The New York Times Turns a Critical Eye on the Politics of Big Finance


In its issue of 30/06, The New York Times offers a stupendous bit of research on the privileged handling of the mega-banks by the supposed defendants of a nation's interest ("Documents on Bailout of AIG Show How Big Banks Benefitted" by Louise Story and Gretchen Morgenson): "At the end of the American International Group's meeting last month, a shareholder approached the microphone with a question for Robert Benmosche, the insurer's chief executive.

"'I'd like to know, what does AIG plan to do with Goldman Sachs?' he asked. 'Are you going to get – recoup – some of our money that was given to them?'

"Mr. Benmosche, steward of an insurer brought to its knees two years ago after making many risky, outsize financial bets and paying billions of dollars in claims to Goldman and other banks, said he would continue evaluating his legal options. But, in reality, AIG has precious few.

"When the government began rescuing it from collapse in the fall of 2008 with what has become a $182 billion lifeline, AIG was required to forfeit its right to sue several banks – including Goldman, Société Génerale, Deutsche Bank and Merrill Lynch – over any irregularities with most of the mortgage securities it insured in the pre-crisis years.

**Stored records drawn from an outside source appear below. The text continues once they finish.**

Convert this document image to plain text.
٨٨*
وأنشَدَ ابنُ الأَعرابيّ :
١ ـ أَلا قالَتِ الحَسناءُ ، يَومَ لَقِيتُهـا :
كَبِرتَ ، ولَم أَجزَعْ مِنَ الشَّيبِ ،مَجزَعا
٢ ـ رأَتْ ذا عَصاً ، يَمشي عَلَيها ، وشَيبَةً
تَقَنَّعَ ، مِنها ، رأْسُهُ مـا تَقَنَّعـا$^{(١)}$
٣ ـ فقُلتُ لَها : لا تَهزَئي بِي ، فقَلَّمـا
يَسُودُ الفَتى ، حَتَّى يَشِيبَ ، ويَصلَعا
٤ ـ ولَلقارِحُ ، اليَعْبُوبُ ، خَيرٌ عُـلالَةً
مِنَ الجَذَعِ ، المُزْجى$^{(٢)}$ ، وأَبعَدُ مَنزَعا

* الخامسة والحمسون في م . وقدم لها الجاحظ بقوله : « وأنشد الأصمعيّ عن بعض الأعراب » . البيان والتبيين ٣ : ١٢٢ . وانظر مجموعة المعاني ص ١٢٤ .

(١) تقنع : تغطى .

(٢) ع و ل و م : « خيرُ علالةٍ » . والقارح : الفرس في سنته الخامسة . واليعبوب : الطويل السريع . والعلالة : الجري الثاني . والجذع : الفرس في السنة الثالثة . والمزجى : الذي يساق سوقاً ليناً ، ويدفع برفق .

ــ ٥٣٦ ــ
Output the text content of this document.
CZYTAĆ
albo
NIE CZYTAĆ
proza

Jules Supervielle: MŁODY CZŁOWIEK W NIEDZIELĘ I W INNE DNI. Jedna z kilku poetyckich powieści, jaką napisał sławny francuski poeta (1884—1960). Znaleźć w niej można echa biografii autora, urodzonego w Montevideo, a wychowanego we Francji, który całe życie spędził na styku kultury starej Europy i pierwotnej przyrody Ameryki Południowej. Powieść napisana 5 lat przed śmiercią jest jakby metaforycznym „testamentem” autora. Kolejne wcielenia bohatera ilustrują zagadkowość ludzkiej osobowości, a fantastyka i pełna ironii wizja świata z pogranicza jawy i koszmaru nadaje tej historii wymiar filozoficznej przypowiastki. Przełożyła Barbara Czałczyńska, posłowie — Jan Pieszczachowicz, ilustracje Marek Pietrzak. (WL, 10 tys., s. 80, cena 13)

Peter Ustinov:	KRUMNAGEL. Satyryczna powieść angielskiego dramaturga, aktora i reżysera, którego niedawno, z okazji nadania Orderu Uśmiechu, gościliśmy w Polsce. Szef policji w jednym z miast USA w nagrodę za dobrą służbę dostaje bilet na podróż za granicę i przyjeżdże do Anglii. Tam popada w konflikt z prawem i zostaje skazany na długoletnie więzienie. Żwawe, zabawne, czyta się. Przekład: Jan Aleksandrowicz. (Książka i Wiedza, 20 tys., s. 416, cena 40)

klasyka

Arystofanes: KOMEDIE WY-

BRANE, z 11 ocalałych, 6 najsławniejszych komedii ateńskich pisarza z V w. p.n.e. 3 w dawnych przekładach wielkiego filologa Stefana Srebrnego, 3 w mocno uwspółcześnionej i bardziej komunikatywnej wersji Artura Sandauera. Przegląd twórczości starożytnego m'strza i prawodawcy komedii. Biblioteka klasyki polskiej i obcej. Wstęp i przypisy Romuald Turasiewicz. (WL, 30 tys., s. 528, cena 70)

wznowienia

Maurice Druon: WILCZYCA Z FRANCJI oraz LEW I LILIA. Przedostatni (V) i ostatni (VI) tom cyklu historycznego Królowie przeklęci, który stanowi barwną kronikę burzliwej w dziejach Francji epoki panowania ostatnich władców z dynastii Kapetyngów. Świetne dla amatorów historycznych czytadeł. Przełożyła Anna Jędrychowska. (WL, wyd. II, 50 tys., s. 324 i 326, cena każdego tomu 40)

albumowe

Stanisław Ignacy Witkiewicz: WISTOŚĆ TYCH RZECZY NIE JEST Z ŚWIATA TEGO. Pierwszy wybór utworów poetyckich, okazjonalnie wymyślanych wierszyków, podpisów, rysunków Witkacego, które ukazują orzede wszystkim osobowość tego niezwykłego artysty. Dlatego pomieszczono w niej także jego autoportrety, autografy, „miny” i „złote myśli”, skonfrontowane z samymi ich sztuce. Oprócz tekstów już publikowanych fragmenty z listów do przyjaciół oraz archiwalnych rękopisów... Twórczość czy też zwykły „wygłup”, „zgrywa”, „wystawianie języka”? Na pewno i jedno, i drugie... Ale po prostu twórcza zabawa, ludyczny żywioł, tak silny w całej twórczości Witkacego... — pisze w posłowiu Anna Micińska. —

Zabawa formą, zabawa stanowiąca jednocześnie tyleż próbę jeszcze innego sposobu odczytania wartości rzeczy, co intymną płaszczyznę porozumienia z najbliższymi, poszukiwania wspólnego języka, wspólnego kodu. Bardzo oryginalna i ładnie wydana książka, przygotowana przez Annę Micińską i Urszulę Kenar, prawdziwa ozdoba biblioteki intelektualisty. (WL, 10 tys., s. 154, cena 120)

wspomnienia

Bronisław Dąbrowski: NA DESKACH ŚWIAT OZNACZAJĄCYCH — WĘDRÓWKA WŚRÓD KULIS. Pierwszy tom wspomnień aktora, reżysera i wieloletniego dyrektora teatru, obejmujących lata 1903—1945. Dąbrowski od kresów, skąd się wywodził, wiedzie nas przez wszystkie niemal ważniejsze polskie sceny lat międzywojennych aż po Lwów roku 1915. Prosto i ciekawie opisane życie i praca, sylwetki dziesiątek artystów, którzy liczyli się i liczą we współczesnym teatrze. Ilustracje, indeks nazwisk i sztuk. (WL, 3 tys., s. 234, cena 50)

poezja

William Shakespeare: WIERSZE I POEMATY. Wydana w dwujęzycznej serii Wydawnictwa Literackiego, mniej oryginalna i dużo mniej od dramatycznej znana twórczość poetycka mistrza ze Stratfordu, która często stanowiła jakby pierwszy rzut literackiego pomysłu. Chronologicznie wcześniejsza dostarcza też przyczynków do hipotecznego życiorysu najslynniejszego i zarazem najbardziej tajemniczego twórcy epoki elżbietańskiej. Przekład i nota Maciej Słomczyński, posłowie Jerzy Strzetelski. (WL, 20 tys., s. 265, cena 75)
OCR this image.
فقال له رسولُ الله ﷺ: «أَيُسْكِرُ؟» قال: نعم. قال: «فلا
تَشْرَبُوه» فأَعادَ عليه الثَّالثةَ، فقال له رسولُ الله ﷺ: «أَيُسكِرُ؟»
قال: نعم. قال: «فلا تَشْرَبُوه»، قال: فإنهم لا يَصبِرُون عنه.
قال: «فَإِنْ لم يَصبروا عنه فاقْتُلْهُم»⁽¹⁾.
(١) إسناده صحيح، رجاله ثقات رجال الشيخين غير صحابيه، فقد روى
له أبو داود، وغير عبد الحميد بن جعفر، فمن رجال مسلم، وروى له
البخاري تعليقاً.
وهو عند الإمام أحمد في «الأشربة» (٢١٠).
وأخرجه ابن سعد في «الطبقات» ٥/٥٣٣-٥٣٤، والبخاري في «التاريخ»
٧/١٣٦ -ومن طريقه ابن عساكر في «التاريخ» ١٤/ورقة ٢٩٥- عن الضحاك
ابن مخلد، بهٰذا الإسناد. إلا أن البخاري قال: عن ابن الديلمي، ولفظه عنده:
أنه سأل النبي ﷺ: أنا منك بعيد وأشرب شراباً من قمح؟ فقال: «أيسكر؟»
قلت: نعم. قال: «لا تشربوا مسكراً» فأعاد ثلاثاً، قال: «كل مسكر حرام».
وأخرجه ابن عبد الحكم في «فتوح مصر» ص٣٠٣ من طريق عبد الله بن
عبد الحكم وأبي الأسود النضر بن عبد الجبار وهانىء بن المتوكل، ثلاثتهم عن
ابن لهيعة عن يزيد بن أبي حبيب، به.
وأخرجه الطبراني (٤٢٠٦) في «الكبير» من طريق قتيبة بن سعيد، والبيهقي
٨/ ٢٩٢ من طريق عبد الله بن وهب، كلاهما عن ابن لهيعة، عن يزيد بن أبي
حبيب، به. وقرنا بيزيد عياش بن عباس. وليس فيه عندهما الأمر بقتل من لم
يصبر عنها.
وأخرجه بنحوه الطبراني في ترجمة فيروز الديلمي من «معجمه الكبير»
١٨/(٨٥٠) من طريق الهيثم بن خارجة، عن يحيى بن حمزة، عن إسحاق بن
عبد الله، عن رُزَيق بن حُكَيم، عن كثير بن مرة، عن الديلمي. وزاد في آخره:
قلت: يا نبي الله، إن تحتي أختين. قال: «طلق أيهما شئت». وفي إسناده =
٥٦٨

"But after the Securities and Exchange Commission's civil fraud suit filed in April against Goldman for possibly misrepresenting a mortgage deal to investors, AIG executives and shareholders are asking whether AIG may have been misled by Goldman into insuring mortgage deals that the bank and others may have known were flawed.

"This month, an Australian hedge fund sued Goldman on similar grounds. Goldman is contesting the suit and denies any wrongdoing. A spokesman for AIG declined to comment about any plans to sue Goldman, or any other bank with which it worked. A Goldman spokesman said that his firm believed that 'all aspects of our relationship with AIG were appropriate.'"

A Legal Waiver

"Unknown outside of a few Wall Street legal departments, the AIG waiver was released last month by the House Committee on Oversight and Government Reform amid 250,000 pages of largely undisclosed documents. The documents, reviewed by The New York Times, provide the most comprehensive public record of how the Federal Reserve Bank of New York and the Treasury Department orchestrated one of the biggest corporate bailouts in history.

"The documents also indicate that regulators ignored recommendations from their own advisers to force the banks to accept losses on their AIG deals and instead paid the banks in full for their contracts. That decision, say critics of the AIG bailout, has cost taxpayers billions of extra dollars in payments to the banks. It also contrasts with the hard line the White House took in 2008 when it forced Chrysler's lenders to take losses when the government bailed out the auto giant."

The Dubious AIG Bailout

"As a Congressional commission convenes hearings Wednesday exploring the AIG bailout and Goldman's relationship with the insurer, analysts say that the documents suggest that regulators were overly punitive towards AIG and overly forgiving of banks during the bailout – signified, they say, by the fact that the legal waiver undermined AIG and its shareholders' ability to recover damages.

"'Even if turns out that it would be a hard suit to win, just the gesture of requiring AIG to scrap its ability to sue is outrageous,' said David Skeel, a law professor at the University of Pennsylvania. 'The defense may be that the banking system was in trouble, and we couldn't afford to destabilize it anymore, but that just strikes me as really going overboard.'

"'This really suggests they had myopia and were looking at it entirely through the perspective of the banks,' Mr. Skeel said.

"Regulators at the New York Fed declined to comment on the legal waiver but disagreed with that viewpoint.

"'This was not about the banks,' said Sarah J. Dahlgren, a senior vice president for the New York Fed who oversees AIG. 'This was about stabilizing the system by preventing the disorderly collapse of AIG and the potentially devastating consequences of that event for the US and global economies.'

"This month, the Congressional Oversight Panel, a body charged with reviewing the state of financial markets and the regulators that monitor them, published a 337-page report on the AIG bailout. It concluded that the Federal Reserve Bank of New York did not give enough consideration to alternatives before sinking more and more taxpayer money into AIG. 'It is hard to escape the conclusion that FRBNY was just going through the motions,' the report said.

"About the $46 billion of the taxpayer money in the AIG bailout was used to pay to mortgage trading partners like Goldman and Société Génerale, a French bank, to make good on their claims. The banks are not expected to return any of that money, leading the Congressional Research Service to say in March that much of the taxpayer money ultimately bailed out the banks, not AIG.
"A Goldman spokesman said that he does agree with that report's assertion, noting that his firm considered itself to be insulated from possible losses on its AIG deals.

"Even with the financial reform legislation that Congress introduced last week, David A. Moss, a Harvard Business School professor, said he was concerned that the government had not developed a blueprint for stabilizing markets when huge companies like AIG run aground and, for that reason, regulators' actions during the financial crisis need continued scrutiny. 'We have to vet these things now because otherwise, if we face a similar crisis again, federal officials are likely to follow precedents set this time around,' he said."